In a report published last week, Persmiso Security argued that the security of the OpenClaw ecosystem is much more crucial than app stores and browser extension marketplaces owing to the agents’ extensive access to user data.
“AI agents get credentials to your entire digital life,” security researcher Ian Ahl pointed out. “And unlike browser extensions that run in a sandbox with some level of isolation, these agents operate with the full privileges you grant them.”

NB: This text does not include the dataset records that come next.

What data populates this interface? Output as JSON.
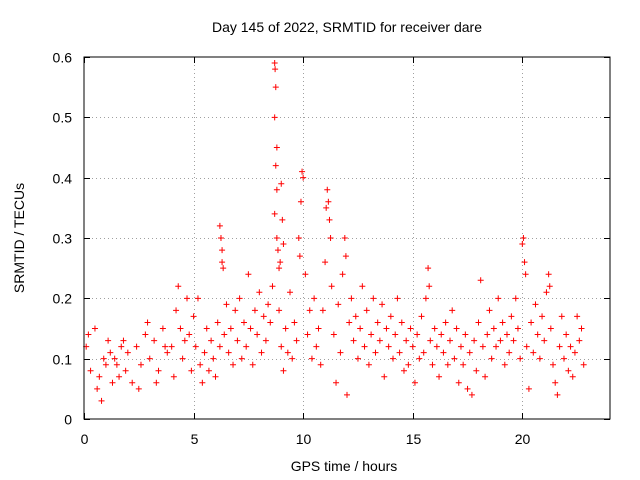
{
  "chart_data": {
    "type": "scatter",
    "title": "Day 145 of 2022, SRMTID for receiver dare",
    "xlabel": "GPS time / hours",
    "ylabel": "SRMTID / TECUs",
    "xlim": [
      0,
      24
    ],
    "ylim": [
      0,
      0.6
    ],
    "xticks": [
      0,
      5,
      10,
      15,
      20
    ],
    "xtick_labels": [
      "0",
      "5",
      "10",
      "15",
      "20"
    ],
    "yticks": [
      0,
      0.1,
      0.2,
      0.3,
      0.4,
      0.5,
      0.6
    ],
    "ytick_labels": [
      "0",
      "0.1",
      "0.2",
      "0.3",
      "0.4",
      "0.5",
      "0.6"
    ],
    "grid": true,
    "marker": "+",
    "series_color": "#ff0000",
    "series": [
      {
        "name": "SRMTID",
        "points": [
          [
            0.1,
            0.12
          ],
          [
            0.3,
            0.08
          ],
          [
            0.5,
            0.15
          ],
          [
            0.7,
            0.07
          ],
          [
            0.9,
            0.1
          ],
          [
            1.1,
            0.13
          ],
          [
            1.3,
            0.06
          ],
          [
            1.5,
            0.09
          ],
          [
            1.7,
            0.12
          ],
          [
            1.9,
            0.08
          ],
          [
            0.2,
            0.14
          ],
          [
            0.6,
            0.05
          ],
          [
            0.8,
            0.03
          ],
          [
            1.0,
            0.09
          ],
          [
            1.2,
            0.11
          ],
          [
            1.4,
            0.1
          ],
          [
            1.6,
            0.07
          ],
          [
            1.8,
            0.13
          ],
          [
            2.0,
            0.11
          ],
          [
            2.2,
            0.06
          ],
          [
            2.4,
            0.12
          ],
          [
            2.6,
            0.09
          ],
          [
            2.8,
            0.14
          ],
          [
            3.0,
            0.1
          ],
          [
            3.2,
            0.13
          ],
          [
            3.4,
            0.08
          ],
          [
            3.6,
            0.15
          ],
          [
            3.8,
            0.11
          ],
          [
            4.0,
            0.12
          ],
          [
            4.1,
            0.07
          ],
          [
            2.5,
            0.05
          ],
          [
            2.9,
            0.16
          ],
          [
            3.3,
            0.06
          ],
          [
            3.7,
            0.12
          ],
          [
            4.2,
            0.18
          ],
          [
            4.3,
            0.22
          ],
          [
            4.4,
            0.15
          ],
          [
            4.5,
            0.1
          ],
          [
            4.6,
            0.13
          ],
          [
            4.7,
            0.2
          ],
          [
            4.8,
            0.14
          ],
          [
            4.9,
            0.08
          ],
          [
            5.0,
            0.17
          ],
          [
            5.1,
            0.12
          ],
          [
            5.2,
            0.2
          ],
          [
            5.3,
            0.09
          ],
          [
            5.4,
            0.06
          ],
          [
            5.5,
            0.11
          ],
          [
            5.6,
            0.15
          ],
          [
            5.7,
            0.08
          ],
          [
            5.8,
            0.13
          ],
          [
            5.9,
            0.1
          ],
          [
            6.0,
            0.07
          ],
          [
            6.1,
            0.16
          ],
          [
            6.2,
            0.12
          ],
          [
            6.3,
            0.26
          ],
          [
            6.35,
            0.25
          ],
          [
            6.4,
            0.14
          ],
          [
            6.5,
            0.19
          ],
          [
            6.6,
            0.11
          ],
          [
            6.2,
            0.32
          ],
          [
            6.25,
            0.3
          ],
          [
            6.3,
            0.28
          ],
          [
            6.7,
            0.15
          ],
          [
            6.8,
            0.09
          ],
          [
            6.9,
            0.18
          ],
          [
            7.0,
            0.13
          ],
          [
            7.1,
            0.2
          ],
          [
            7.2,
            0.1
          ],
          [
            7.3,
            0.16
          ],
          [
            7.4,
            0.12
          ],
          [
            7.5,
            0.24
          ],
          [
            7.6,
            0.15
          ],
          [
            7.7,
            0.09
          ],
          [
            7.8,
            0.18
          ],
          [
            7.9,
            0.14
          ],
          [
            8.0,
            0.21
          ],
          [
            8.1,
            0.11
          ],
          [
            8.2,
            0.17
          ],
          [
            8.3,
            0.13
          ],
          [
            8.4,
            0.19
          ],
          [
            8.5,
            0.16
          ],
          [
            8.6,
            0.22
          ],
          [
            8.7,
            0.59
          ],
          [
            8.72,
            0.58
          ],
          [
            8.75,
            0.55
          ],
          [
            8.7,
            0.5
          ],
          [
            8.8,
            0.45
          ],
          [
            8.75,
            0.42
          ],
          [
            8.8,
            0.38
          ],
          [
            8.7,
            0.34
          ],
          [
            8.8,
            0.3
          ],
          [
            8.85,
            0.28
          ],
          [
            8.9,
            0.25
          ],
          [
            8.95,
            0.26
          ],
          [
            9.0,
            0.39
          ],
          [
            9.05,
            0.33
          ],
          [
            9.1,
            0.29
          ],
          [
            8.9,
            0.18
          ],
          [
            9.0,
            0.12
          ],
          [
            9.1,
            0.08
          ],
          [
            9.2,
            0.15
          ],
          [
            9.3,
            0.11
          ],
          [
            9.4,
            0.21
          ],
          [
            9.5,
            0.1
          ],
          [
            9.6,
            0.16
          ],
          [
            9.7,
            0.13
          ],
          [
            9.8,
            0.3
          ],
          [
            9.85,
            0.27
          ],
          [
            9.9,
            0.36
          ],
          [
            9.95,
            0.41
          ],
          [
            10.0,
            0.4
          ],
          [
            10.1,
            0.24
          ],
          [
            10.2,
            0.14
          ],
          [
            10.3,
            0.18
          ],
          [
            10.4,
            0.1
          ],
          [
            10.5,
            0.2
          ],
          [
            10.6,
            0.12
          ],
          [
            10.7,
            0.15
          ],
          [
            10.8,
            0.09
          ],
          [
            10.9,
            0.18
          ],
          [
            11.0,
            0.26
          ],
          [
            11.05,
            0.35
          ],
          [
            11.1,
            0.38
          ],
          [
            11.15,
            0.36
          ],
          [
            11.2,
            0.33
          ],
          [
            11.25,
            0.3
          ],
          [
            11.3,
            0.22
          ],
          [
            11.4,
            0.14
          ],
          [
            11.5,
            0.06
          ],
          [
            11.6,
            0.19
          ],
          [
            11.7,
            0.11
          ],
          [
            11.8,
            0.24
          ],
          [
            11.9,
            0.3
          ],
          [
            11.95,
            0.27
          ],
          [
            12.0,
            0.04
          ],
          [
            12.1,
            0.16
          ],
          [
            12.2,
            0.2
          ],
          [
            12.3,
            0.13
          ],
          [
            12.4,
            0.17
          ],
          [
            12.5,
            0.1
          ],
          [
            12.6,
            0.15
          ],
          [
            12.7,
            0.22
          ],
          [
            12.8,
            0.12
          ],
          [
            12.9,
            0.18
          ],
          [
            13.0,
            0.09
          ],
          [
            13.1,
            0.14
          ],
          [
            13.2,
            0.2
          ],
          [
            13.3,
            0.11
          ],
          [
            13.4,
            0.16
          ],
          [
            13.5,
            0.13
          ],
          [
            13.6,
            0.19
          ],
          [
            13.7,
            0.07
          ],
          [
            13.8,
            0.15
          ],
          [
            13.9,
            0.12
          ],
          [
            14.0,
            0.17
          ],
          [
            14.1,
            0.1
          ],
          [
            14.2,
            0.14
          ],
          [
            14.3,
            0.2
          ],
          [
            14.4,
            0.11
          ],
          [
            14.5,
            0.16
          ],
          [
            14.6,
            0.08
          ],
          [
            14.7,
            0.13
          ],
          [
            14.8,
            0.09
          ],
          [
            14.9,
            0.15
          ],
          [
            15.0,
            0.12
          ],
          [
            15.1,
            0.06
          ],
          [
            15.2,
            0.14
          ],
          [
            15.3,
            0.1
          ],
          [
            15.4,
            0.17
          ],
          [
            15.5,
            0.11
          ],
          [
            15.6,
            0.2
          ],
          [
            15.7,
            0.25
          ],
          [
            15.75,
            0.22
          ],
          [
            15.8,
            0.13
          ],
          [
            15.9,
            0.09
          ],
          [
            16.0,
            0.15
          ],
          [
            16.1,
            0.12
          ],
          [
            16.2,
            0.07
          ],
          [
            16.3,
            0.14
          ],
          [
            16.4,
            0.11
          ],
          [
            16.5,
            0.16
          ],
          [
            16.6,
            0.09
          ],
          [
            16.7,
            0.13
          ],
          [
            16.8,
            0.18
          ],
          [
            16.9,
            0.1
          ],
          [
            17.0,
            0.15
          ],
          [
            17.1,
            0.06
          ],
          [
            17.2,
            0.12
          ],
          [
            17.3,
            0.09
          ],
          [
            17.4,
            0.14
          ],
          [
            17.5,
            0.05
          ],
          [
            17.6,
            0.11
          ],
          [
            17.7,
            0.04
          ],
          [
            17.8,
            0.13
          ],
          [
            17.9,
            0.08
          ],
          [
            18.0,
            0.16
          ],
          [
            18.1,
            0.23
          ],
          [
            18.2,
            0.12
          ],
          [
            18.3,
            0.07
          ],
          [
            18.4,
            0.14
          ],
          [
            18.5,
            0.18
          ],
          [
            18.6,
            0.1
          ],
          [
            18.7,
            0.15
          ],
          [
            18.8,
            0.12
          ],
          [
            18.9,
            0.2
          ],
          [
            19.0,
            0.13
          ],
          [
            19.1,
            0.16
          ],
          [
            19.2,
            0.09
          ],
          [
            19.3,
            0.14
          ],
          [
            19.4,
            0.11
          ],
          [
            19.5,
            0.17
          ],
          [
            19.6,
            0.13
          ],
          [
            19.7,
            0.2
          ],
          [
            19.8,
            0.15
          ],
          [
            19.9,
            0.1
          ],
          [
            20.0,
            0.29
          ],
          [
            20.05,
            0.3
          ],
          [
            20.1,
            0.26
          ],
          [
            20.15,
            0.24
          ],
          [
            20.2,
            0.12
          ],
          [
            20.3,
            0.05
          ],
          [
            20.4,
            0.16
          ],
          [
            20.5,
            0.11
          ],
          [
            20.6,
            0.19
          ],
          [
            20.7,
            0.14
          ],
          [
            20.8,
            0.1
          ],
          [
            20.9,
            0.17
          ],
          [
            21.0,
            0.13
          ],
          [
            21.1,
            0.21
          ],
          [
            21.2,
            0.24
          ],
          [
            21.25,
            0.22
          ],
          [
            21.3,
            0.15
          ],
          [
            21.4,
            0.09
          ],
          [
            21.5,
            0.06
          ],
          [
            21.6,
            0.04
          ],
          [
            21.7,
            0.12
          ],
          [
            21.8,
            0.17
          ],
          [
            21.9,
            0.1
          ],
          [
            22.0,
            0.14
          ],
          [
            22.1,
            0.08
          ],
          [
            22.2,
            0.12
          ],
          [
            22.3,
            0.07
          ],
          [
            22.4,
            0.11
          ],
          [
            22.5,
            0.17
          ],
          [
            22.6,
            0.13
          ],
          [
            22.7,
            0.15
          ],
          [
            22.8,
            0.09
          ]
        ]
      }
    ]
  }
}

“The skills marketplace compounds this. When you install a malicious browser extension, you’re compromising one system. When you install a malicious agent skill, you’re potentially compromising every system that agent has credentials for.”
The long list of security issues associated with OpenClaw has prompted China’s Ministry of Industry and Information Technology to issue an alert about misconfigured instances, urging users to implement protections to secure against cyber attacks and data breaches, Reuters reported.
“When agent platforms go viral faster than security practices mature, misconfiguration becomes the primary attack surface,” Ensar Seker, CISO at SOCRadar, told The Hacker News via email. “The risk isn’t the agent itself; it’s exposing autonomous tooling to public networks without hardened identity, access control, and execution boundaries.”
“What’s notable here is that the Chinese regulator is explicitly calling out configuration risk rather than banning the technology. That aligns with what defenders already know: agent frameworks amplify both productivity and blast radius. A single exposed endpoint or overly permissive plugin can turn an AI agent into an unintentional automation layer for attackers.”